Em meio à celebração, Ruff expressa um leve ceticismo sobre as credenciais queer do filme. “A relação entre os dois homens é avançada para a época”, diz ele. “Mas da nossa perspectiva, você pode questionar isso. A homossexualidade é iniciada por Sarman, que é o bandidoo personagem sombrio, então está ligado a ele. Você sente que o menino é algo que encobre aquilo que ele não tem: a mulher. Então é um filme gay ou bissexual?”

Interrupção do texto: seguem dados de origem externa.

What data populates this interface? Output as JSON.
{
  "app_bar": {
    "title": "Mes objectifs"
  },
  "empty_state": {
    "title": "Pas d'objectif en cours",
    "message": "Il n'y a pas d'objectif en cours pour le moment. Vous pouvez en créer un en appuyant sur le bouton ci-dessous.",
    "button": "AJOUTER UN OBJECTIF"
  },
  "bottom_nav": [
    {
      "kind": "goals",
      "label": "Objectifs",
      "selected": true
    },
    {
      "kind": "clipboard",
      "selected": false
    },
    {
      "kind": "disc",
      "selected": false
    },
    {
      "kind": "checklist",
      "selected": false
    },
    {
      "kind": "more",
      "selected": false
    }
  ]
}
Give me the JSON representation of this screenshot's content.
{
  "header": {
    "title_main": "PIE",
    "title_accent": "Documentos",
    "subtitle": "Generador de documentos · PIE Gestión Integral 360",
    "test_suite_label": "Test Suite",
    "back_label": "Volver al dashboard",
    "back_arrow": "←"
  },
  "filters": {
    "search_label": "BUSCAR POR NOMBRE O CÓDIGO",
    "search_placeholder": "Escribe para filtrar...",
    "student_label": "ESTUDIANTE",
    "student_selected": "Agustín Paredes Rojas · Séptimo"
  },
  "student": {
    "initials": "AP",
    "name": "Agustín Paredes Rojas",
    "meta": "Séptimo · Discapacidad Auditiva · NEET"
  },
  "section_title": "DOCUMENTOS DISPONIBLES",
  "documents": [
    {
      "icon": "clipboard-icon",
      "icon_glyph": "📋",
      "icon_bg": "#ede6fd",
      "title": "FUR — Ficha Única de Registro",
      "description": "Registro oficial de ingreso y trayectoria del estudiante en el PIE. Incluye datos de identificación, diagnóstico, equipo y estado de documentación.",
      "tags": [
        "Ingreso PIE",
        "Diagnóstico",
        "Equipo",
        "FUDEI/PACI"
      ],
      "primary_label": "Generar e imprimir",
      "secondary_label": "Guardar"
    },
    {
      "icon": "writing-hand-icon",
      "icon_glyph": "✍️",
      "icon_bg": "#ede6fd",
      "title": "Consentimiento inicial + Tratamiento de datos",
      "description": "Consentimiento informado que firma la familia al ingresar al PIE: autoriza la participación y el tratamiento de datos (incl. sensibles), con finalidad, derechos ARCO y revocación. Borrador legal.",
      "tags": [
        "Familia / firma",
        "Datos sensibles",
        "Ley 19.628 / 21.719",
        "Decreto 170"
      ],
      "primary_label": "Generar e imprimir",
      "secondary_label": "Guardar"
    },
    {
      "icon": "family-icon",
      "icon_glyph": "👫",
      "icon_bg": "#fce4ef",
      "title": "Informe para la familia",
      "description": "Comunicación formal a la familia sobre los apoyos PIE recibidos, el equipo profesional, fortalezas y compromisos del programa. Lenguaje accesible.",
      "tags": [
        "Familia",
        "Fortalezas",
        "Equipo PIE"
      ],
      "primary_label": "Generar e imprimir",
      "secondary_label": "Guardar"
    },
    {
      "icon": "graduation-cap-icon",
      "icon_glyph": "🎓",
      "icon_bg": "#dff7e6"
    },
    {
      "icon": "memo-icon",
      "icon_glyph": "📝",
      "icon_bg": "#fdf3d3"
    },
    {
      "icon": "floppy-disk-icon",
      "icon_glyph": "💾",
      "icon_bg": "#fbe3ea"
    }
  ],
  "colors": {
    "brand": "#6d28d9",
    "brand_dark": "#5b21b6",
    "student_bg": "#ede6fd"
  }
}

Heredia insiste que a abordagem é mais radical do que isso. “Ele apresenta queerness de uma forma matizada, que é como nós Índia sempre convivi e experimentei isso”, diz ela. “O que isso mostra é uma visão normalizada dos HSH – homens que fazem sexo com homens. Todos aqui estão ultrapassando os limites das normas sociais. Eles têm agência.”

Não são apenas os personagens que desafiam as convenções. O público familiarizado com a Nouvelle Vague francesa, com Nicolas Roeg ou com o trabalho experimental da Divisão de Cinema da Índia não se perturbará com a estrutura fragmentada, que oscila no tempo e na memória. Foi isso, assim como a rejeição dos estereótipos cômicos queer comuns no cinema indiano, que foi contra a corrente. Talvez o público não estivesse preparado para a extraordinária textura visual, que incorpora dissoluções dentro de dissoluções, zooms forçados em quadros congelados, bem como sequências de tela dividida durante as quais metade da ação é interrompida enquanto a outra continua em execução.

“Ah, foi caminho à frente de seu tempo”, concorda Heredia. “Acho que essa é a verdadeira razão pela qual foi descartado e negligenciado, e não o assunto. É agitado, certo? É o que digo quando apresento o filme: é estranho, sim, mas no final das contas é louco e incrível!”

Badnam Basti será exibido no dia 12 de dezembro no Barbican, em Londres.